Respondents gave a variety of reasons for their deception. Among them: They didn’t think COVID was real or a big deal; they didn’t feel sick; they couldn’t miss work or stay home; they were following the advice of a public figure or celebrity; and finally, it was no one else’s business.
“When people are dishonest about their COVID-19 status or what precautions they are taking, it can increase the spread of disease in their community,” Levy said in the release. “For some people, particularly before we had COVID vaccines, that can mean death.”
Those most likely to engage in misrepresentation included all age groups under 60 and those with a greater distrust of science. About 60% of respondents said they had sought a doctor’s advice for COVID-19 prevention or treatment.
The study did not find an association between misrepresentation and political beliefs, party affiliation or religion.
Fagerlin said this survey asked about a broader range of behaviors compared to previous studies on this topic and included far more participants.
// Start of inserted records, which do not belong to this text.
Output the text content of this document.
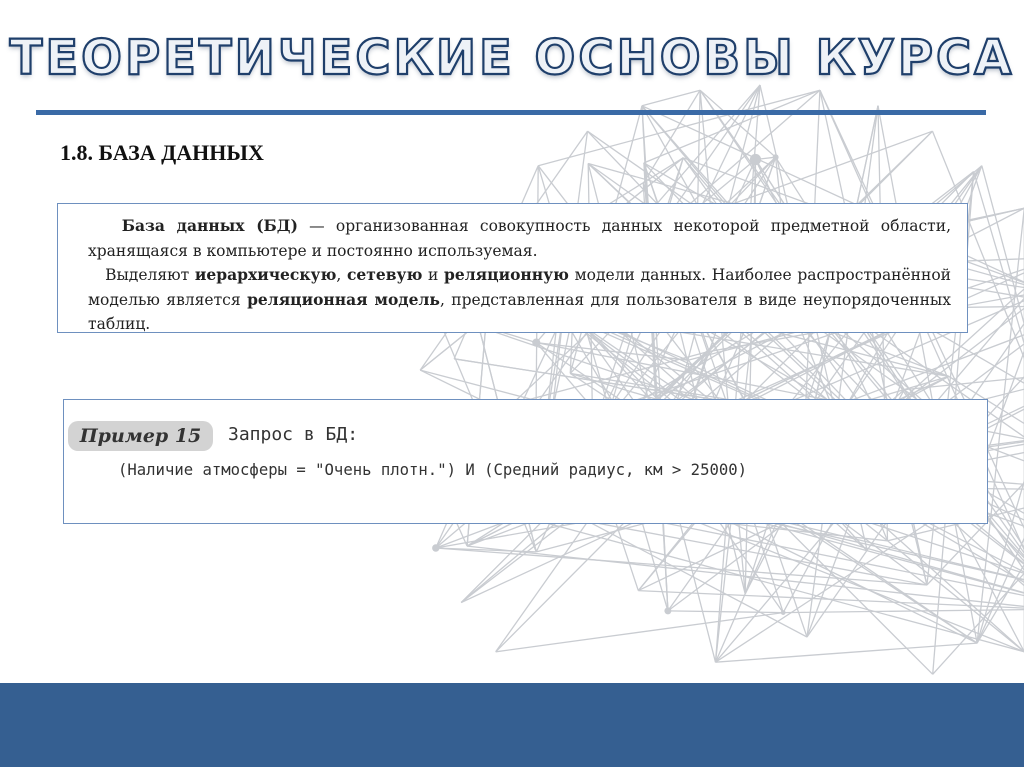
ТЕОРЕТИЧЕСКИЕ ОСНОВЫ КУРСА
1.8. БАЗА ДАННЫХ

База данных (БД) — организованная совокупность данных некоторой предметной области, хранящаяся в компьютере и постоянно используемая.

Выделяют иерархическую, сетевую и реляционную модели данных. Наиболее распространённой моделью является реляционная модель, представленная для пользователя в виде неупорядоченных таблиц.

Пример 15	Запрос в БД:
(Наличие атмосферы = "Очень плотн.") И (Средний радиус, км > 25000)
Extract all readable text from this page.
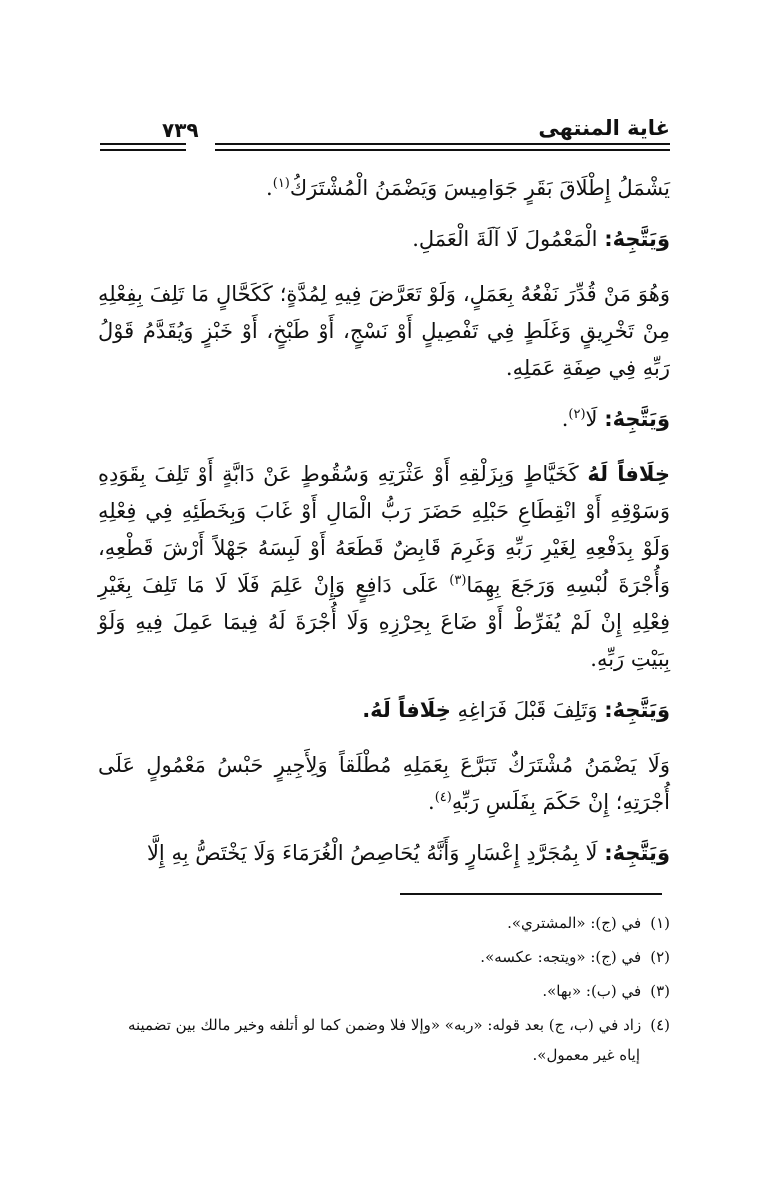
غاية المنتهى
٧٣٩

يَشْمَلُ إِطْلَاقَ بَقَرٍ جَوَامِيسَ وَيَضْمَنُ الْمُشْتَرَكُ$^{(١)}$.

وَيَتَّجِهُ: الْمَعْمُولَ لَا آلَةَ الْعَمَلِ.

وَهُوَ مَنْ قُدِّرَ نَفْعُهُ بِعَمَلٍ، وَلَوْ تَعَرَّضَ فِيهِ لِمُدَّةٍ؛ كَكَحَّالٍ مَا تَلِفَ بِفِعْلِهِ مِنْ تَخْرِيقٍ وَغَلَطٍ فِي تَفْصِيلٍ أَوْ نَسْجٍ، أَوْ طَبْخٍ، أَوْ خَبْزٍ وَيُقَدَّمُ قَوْلُ رَبِّهِ فِي صِفَةِ عَمَلِهِ.

وَيَتَّجِهُ: لَا$^{(٢)}$.

خِلَافاً لَهُ كَخَيَّاطٍ وَبِزَلْقِهِ أَوْ عَثْرَتِهِ وَسُقُوطٍ عَنْ دَابَّةٍ أَوْ تَلِفَ بِقَوَدِهِ وَسَوْقِهِ أَوْ انْقِطَاعِ حَبْلِهِ حَضَرَ رَبُّ الْمَالِ أَوْ غَابَ وَبِخَطَئِهِ فِي فِعْلِهِ وَلَوْ بِدَفْعِهِ لِغَيْرِ رَبِّهِ وَغَرِمَ قَابِضٌ قَطَعَهُ أَوْ لَبِسَهُ جَهْلاً أَرْشَ قَطْعِهِ، وَأُجْرَةَ لُبْسِهِ وَرَجَعَ بِهِمَا$^{(٣)}$ عَلَى دَافِعٍ وَإِنْ عَلِمَ فَلَا لَا مَا تَلِفَ بِغَيْرِ فِعْلِهِ إِنْ لَمْ يُفَرِّطْ أَوْ ضَاعَ بِحِرْزِهِ وَلَا أُجْرَةَ لَهُ فِيمَا عَمِلَ فِيهِ وَلَوْ بِبَيْتِ رَبِّهِ.

وَيَتَّجِهُ: وَتَلِفَ قَبْلَ فَرَاغِهِ خِلَافاً لَهُ.

وَلَا يَضْمَنُ مُشْتَرَكٌ تَبَرَّعَ بِعَمَلِهِ مُطْلَقاً وَلِأَجِيرٍ حَبْسُ مَعْمُولٍ عَلَى أُجْرَتِهِ؛ إِنْ حَكَمَ بِفَلَسِ رَبِّهِ$^{(٤)}$.

وَيَتَّجِهُ: لَا بِمُجَرَّدِ إِعْسَارٍ وَأَنَّهُ يُحَاصِصُ الْغُرَمَاءَ وَلَا يَخْتَصُّ بِهِ إِلَّا

(١) في (ج): «المشتري».

(٢) في (ج): «ويتجه: عكسه».

(٣) في (ب): «بها».

(٤) زاد في (ب، ج) بعد قوله: «ربه» «وإلا فلا وضمن كما لو أتلفه وخير مالك بين تضمينه
إياه غير معمول».
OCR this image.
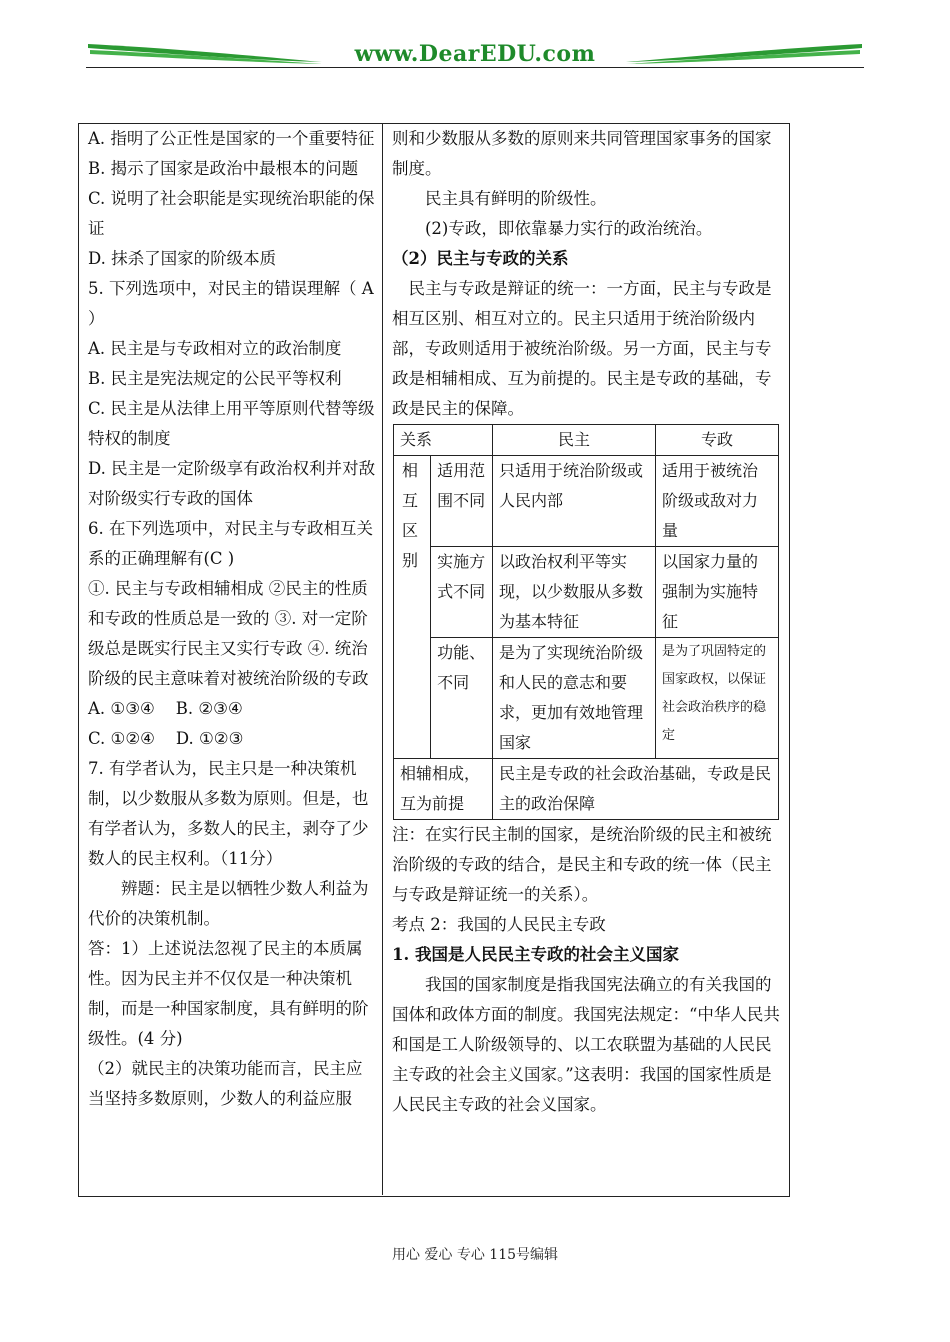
www.DearEDU.com

A. 指明了公正性是国家的一个重要特征

B. 揭示了国家是政治中最根本的问题

C. 说明了社会职能是实现统治职能的保证

D. 抹杀了国家的阶级本质

5. 下列选项中，对民主的错误理解（ A ）

A. 民主是与专政相对立的政治制度

B. 民主是宪法规定的公民平等权利

C. 民主是从法律上用平等原则代替等级特权的制度

D. 民主是一定阶级享有政治权利并对敌对阶级实行专政的国体

6. 在下列选项中，对民主与专政相互关系的正确理解有(C )

①. 民主与专政相辅相成 ②民主的性质和专政的性质总是一致的 ③. 对一定阶级总是既实行民主又实行专政 ④. 统治阶级的民主意味着对被统治阶级的专政

A. ①③④    B. ②③④

C. ①②④    D. ①②③

7. 有学者认为，民主只是一种决策机制，以少数服从多数为原则。但是，也有学者认为，多数人的民主，剥夺了少数人的民主权利。（11分）

辨题：民主是以牺牲少数人利益为代价的决策机制。

答：1）上述说法忽视了民主的本质属性。因为民主并不仅仅是一种决策机制，而是一种国家制度，具有鲜明的阶级性。(4 分)

（2）就民主的决策功能而言，民主应当坚持多数原则，少数人的利益应服

则和少数服从多数的原则来共同管理国家事务的国家制度。

民主具有鲜明的阶级性。

(2)专政，即依靠暴力实行的政治统治。

（2）民主与专政的关系

民主与专政是辩证的统一：一方面，民主与专政是相互区别、相互对立的。民主只适用于统治阶级内部，专政则适用于被统治阶级。另一方面，民主与专政是相辅相成、互为前提的。民主是专政的基础，专政是民主的保障。

关系		民主	专政
相互区别	适用范围不同	只适用于统治阶级或人民内部	适用于被统治阶级或敌对力量
	实施方式不同	以政治权利平等实现，以少数服从多数为基本特征	以国家力量的强制为实施特征
	功能、不同	是为了实现统治阶级和人民的意志和要求，更加有效地管理国家	是为了巩固特定的国家政权，以保证社会政治秩序的稳定
相辅相成，互为前提		民主是专政的社会政治基础，专政是民主的政治保障	

注：在实行民主制的国家，是统治阶级的民主和被统治阶级的专政的结合，是民主和专政的统一体（民主与专政是辩证统一的关系）。

考点 2：我国的人民民主专政

1. 我国是人民民主专政的社会主义国家

我国的国家制度是指我国宪法确立的有关我国的国体和政体方面的制度。我国宪法规定：“中华人民共和国是工人阶级领导的、以工农联盟为基础的人民民主专政的社会主义国家。”这表明：我国的国家性质是人民民主专政的社会义国家。

用心 爱心 专心 115号编辑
But the researchers said they could not determine if respondents answered honestly and the findings may underestimate how often people were dishonest about their health status.
“This study goes a long way toward showing us what concerns people have about the public health measures implemented in response to the pandemic and how likely they are to be honest in the face of a global crisis,” said co-author Alistair Thorpe, a postdoctoral researcher at University of Utah Health. “Knowing that will help us better prepare for the next wave of worldwide illness.”
The findings were published Oct. 10 in JAMA Network Open.
More information
The U.S. Centers for Disease Control and Prevention has more on COVID-19.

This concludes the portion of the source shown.